Today on this train heading away from the big city I know that this is a new beginning for you, your father and I and I cannot wait to experience life with you both.  I know that running away from your grandparents, the both of them wasn't the best option and you may never get to meet your grandfathers and grandmothers but they would have gotten you aborted or even given you away to a different family. My darling you are mine, mine to keep and mine forever. 

I love you forever mother x


Reading things from the past can be hard. Knowing that the person went through such hard and brutal times but it's also a good learning curve. You learn why the person is the way they are. Reading the diary entry from grandmother taught me so much. I really want to read more. I want to know what happened after having the child or what happened during the rest of the pregnancy.
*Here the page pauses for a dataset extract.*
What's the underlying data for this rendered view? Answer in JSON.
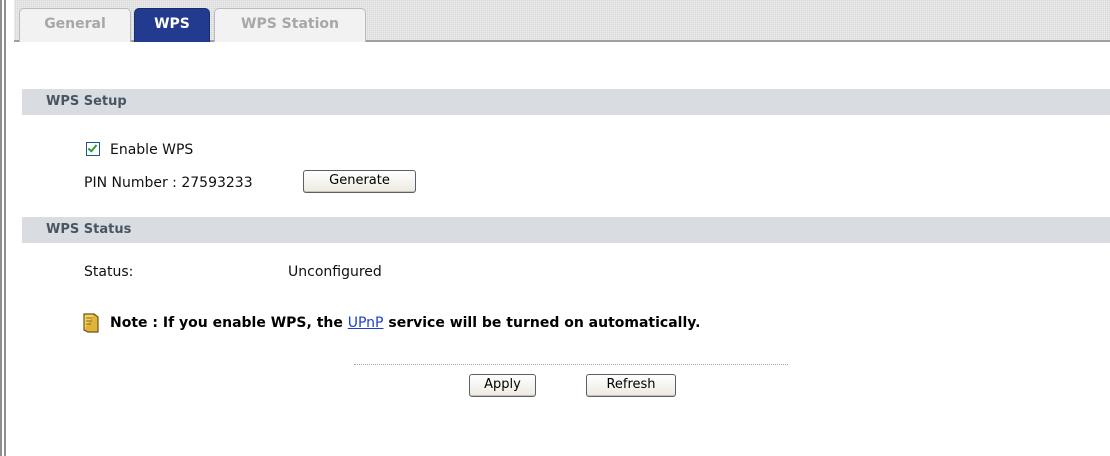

Of course i have never been pregnant myself but my grandmother and mother always said how hard it was. The morning sickness, headaches, fatigue, weird craving and the nausea. Nausea and vomiting are my biggest fears actually so knowing that growing a child is that hard makes me appreciate the people that bring us all into the world. All the struggles and not just physically but look at the diary entry of my grandmothers, she had to run away just to save her child. For me that is the definition of a good mother. Doing absolutely anything to see your child grow up to be the best person she/ he could be.


December 1983, 

After reading the letters my grandmother had passed onto me i have learnt so much of her life and love story with grandfather and hope much they truly loved each other. 

I used to be scared of what the future was to hold for me and after reading the diary entries she had passed down i'm no longer worried. Times were so much tougher back then, then they are now and it . makes me think i may have a chance, a chance to survive all the upcoming struggles of life and what life has to offer. Not just the bad things but the good.

I miss my grandmother as any granddaughter would but i really do miss her. Without her in my life i feel like i have too walk this path alone, as much as i don't want to walk it alone i know its for the best. Either way if i wanted to or not i don't have a choice. Grandmother is gone and although i will never accept it, i understand it. Life goes on and i know moving on and carrying out my grandmothers wishes and dreams for me is what is truly best.

Losing someone is never easy and can be the hardest thing but learning to grow and accept it is the healthiest way to live your life.  That is what Addy is learning.

Authors Note:

I feel like i relate to Addy a lot. She is upset about her grandmothers death but she accepts it. When my grandfather died i was so devastated and upset and i felt like i couldn't move on, but when i got things passed down to me that were his i felt like i had a part of him with me. I couldn't and probably will never accept it but but moving on is what he would've wanted. I love him and miss him and putting this piece and story of Addy losing her grandmother is a piece of him i would like reminded in the story.